Во время перерывов, когда воцарялось безмолвие, был слышен только треск свечей, пламя которых из-за открытого окна еще сильнее колыхалось, заставляло длинные тени скользить по стенам и потолку комнаты, которая от этого, казалось, увеличивалась, наполнялась теперь неизвестной толпой женщин в черных плащах, преклонявших колена, менявших свои места…
Ганс однажды сказал своей матери: "Я люблю Богоматерь в особенности за то, что она женщина!" Он ответил таким образом просто, вполне наивно, потому что г-жа Кадзан удивлялась его исключительной преданности Деве Марии, точно Бога не существовало и Она одна была на небесах. Эти слова, которые в первую минуту казались только милыми и приятными, несколько раз приходили на ум г-же Кадзан в последующие дни, когда ее частая мигрень снова овладела ею, и, не имея возможности выходить, она дремала в своей комнате, опустив голову на нежную подушку из волос. Так была приятна и облегчала боль нежная теплота, касавшаяся ее лба! Ее сын был там, далеко, в грустных залах коллежа, справлялся в тяжелых словарях, писал мелом на черной доске. Он был так прилежен, что даже не смотрел на большие часы во дворе, не высчитывал, когда стрелки на циферблате покажут минуту возвращения домой. Но его мать следила на своих маленьких часах за игрою стрелок, то покидавших, то искавших друг друга. Она считала длинные часы, скучала без Ганса. По крайней мере, у нее было все время что-то, принадлежавшее ему: нежная подушка, в которую она возымела чудную мысль заключить волосы Ганса. Это было точно неизменное саше ее одиночества, верное изголовье в пору ее недомогания. От него к ней исходила точно окутанная дымкой ласка, проникавшая через ткань влага, тонкий аромат, близкий, словно чье-то присутствие. И временами она погружала свое страдающее лицо в маленькую подушку, точно в воду, которая смывает румяна, как сделал Христос с тканью Вероники, где Он оставил свою кровь и шипы!

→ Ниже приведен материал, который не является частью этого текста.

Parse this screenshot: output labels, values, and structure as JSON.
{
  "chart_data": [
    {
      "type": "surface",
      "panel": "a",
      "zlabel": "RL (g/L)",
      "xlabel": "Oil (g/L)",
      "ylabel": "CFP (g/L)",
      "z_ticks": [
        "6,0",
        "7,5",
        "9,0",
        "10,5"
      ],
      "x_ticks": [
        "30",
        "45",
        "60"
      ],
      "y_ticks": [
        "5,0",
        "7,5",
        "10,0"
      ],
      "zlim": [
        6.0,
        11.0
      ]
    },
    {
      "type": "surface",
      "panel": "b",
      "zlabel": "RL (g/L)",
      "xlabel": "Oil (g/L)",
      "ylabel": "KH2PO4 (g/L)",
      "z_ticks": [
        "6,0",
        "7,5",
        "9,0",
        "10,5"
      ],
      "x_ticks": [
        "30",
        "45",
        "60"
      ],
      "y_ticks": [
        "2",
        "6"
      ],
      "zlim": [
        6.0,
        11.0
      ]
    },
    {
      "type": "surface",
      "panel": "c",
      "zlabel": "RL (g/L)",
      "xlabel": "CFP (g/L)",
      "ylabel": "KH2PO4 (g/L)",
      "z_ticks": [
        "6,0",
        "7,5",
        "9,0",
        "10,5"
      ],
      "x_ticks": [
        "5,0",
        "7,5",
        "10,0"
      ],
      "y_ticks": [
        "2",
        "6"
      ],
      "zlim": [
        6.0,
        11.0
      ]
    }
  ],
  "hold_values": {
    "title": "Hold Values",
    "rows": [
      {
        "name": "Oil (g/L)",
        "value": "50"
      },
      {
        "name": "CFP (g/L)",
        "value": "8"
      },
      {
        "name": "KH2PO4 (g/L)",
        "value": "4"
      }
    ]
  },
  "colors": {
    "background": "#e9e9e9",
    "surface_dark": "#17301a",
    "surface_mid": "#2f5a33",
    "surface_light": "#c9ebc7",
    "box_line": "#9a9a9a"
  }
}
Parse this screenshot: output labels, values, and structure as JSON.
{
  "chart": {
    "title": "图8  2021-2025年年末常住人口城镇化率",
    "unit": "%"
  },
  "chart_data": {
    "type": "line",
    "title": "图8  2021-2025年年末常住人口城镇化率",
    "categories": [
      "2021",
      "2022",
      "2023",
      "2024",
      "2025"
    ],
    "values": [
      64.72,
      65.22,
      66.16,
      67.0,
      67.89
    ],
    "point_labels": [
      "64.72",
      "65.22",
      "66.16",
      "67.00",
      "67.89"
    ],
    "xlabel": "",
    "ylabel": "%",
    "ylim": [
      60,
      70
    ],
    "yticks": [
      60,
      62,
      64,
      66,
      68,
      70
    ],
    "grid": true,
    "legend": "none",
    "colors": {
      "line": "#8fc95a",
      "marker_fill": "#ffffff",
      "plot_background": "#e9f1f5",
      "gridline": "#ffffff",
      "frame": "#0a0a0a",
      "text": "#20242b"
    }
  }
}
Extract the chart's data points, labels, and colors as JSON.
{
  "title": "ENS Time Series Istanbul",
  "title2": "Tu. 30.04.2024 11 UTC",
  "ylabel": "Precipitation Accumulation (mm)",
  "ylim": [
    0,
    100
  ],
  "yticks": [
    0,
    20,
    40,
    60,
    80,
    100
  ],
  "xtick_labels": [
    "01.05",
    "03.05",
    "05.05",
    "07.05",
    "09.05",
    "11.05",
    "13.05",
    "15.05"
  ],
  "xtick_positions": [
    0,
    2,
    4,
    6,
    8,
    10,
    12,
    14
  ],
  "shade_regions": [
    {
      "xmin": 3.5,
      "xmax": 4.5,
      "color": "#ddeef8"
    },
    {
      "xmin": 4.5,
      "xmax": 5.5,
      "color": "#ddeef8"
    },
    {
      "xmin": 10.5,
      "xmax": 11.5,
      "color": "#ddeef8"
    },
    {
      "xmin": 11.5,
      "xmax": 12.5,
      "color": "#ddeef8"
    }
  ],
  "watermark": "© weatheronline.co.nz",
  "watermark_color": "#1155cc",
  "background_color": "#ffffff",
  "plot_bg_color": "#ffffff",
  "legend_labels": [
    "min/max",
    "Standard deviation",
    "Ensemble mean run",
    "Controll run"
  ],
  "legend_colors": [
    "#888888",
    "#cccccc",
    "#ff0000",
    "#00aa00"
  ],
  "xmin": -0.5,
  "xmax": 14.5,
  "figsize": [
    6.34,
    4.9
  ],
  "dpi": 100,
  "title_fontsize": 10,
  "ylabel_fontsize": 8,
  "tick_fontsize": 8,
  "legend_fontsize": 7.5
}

В такие дни, точно для того, чтобы принести ей еще большую муку, слова Ганса не раз приходили ей на память, тревожили, беспокоили ее: "Я люблю Богоматерь в особенности потому, что она женщина". Разумеется, он говорил таким образом бессознательно, милый, наивный мальчик, который был украшен чистотою не только тела, но и духа! Но эти слова были важным признаком. Мысль о женщине уже проявлялась. Мальчик должен был страдать от подготовлявшейся возмужалости. Ужасный переходный возраст! Может быть, его набожные порывы, его преданность Богоматери, пламенные молитвы являлись только движением сердца и крови, желавших любить.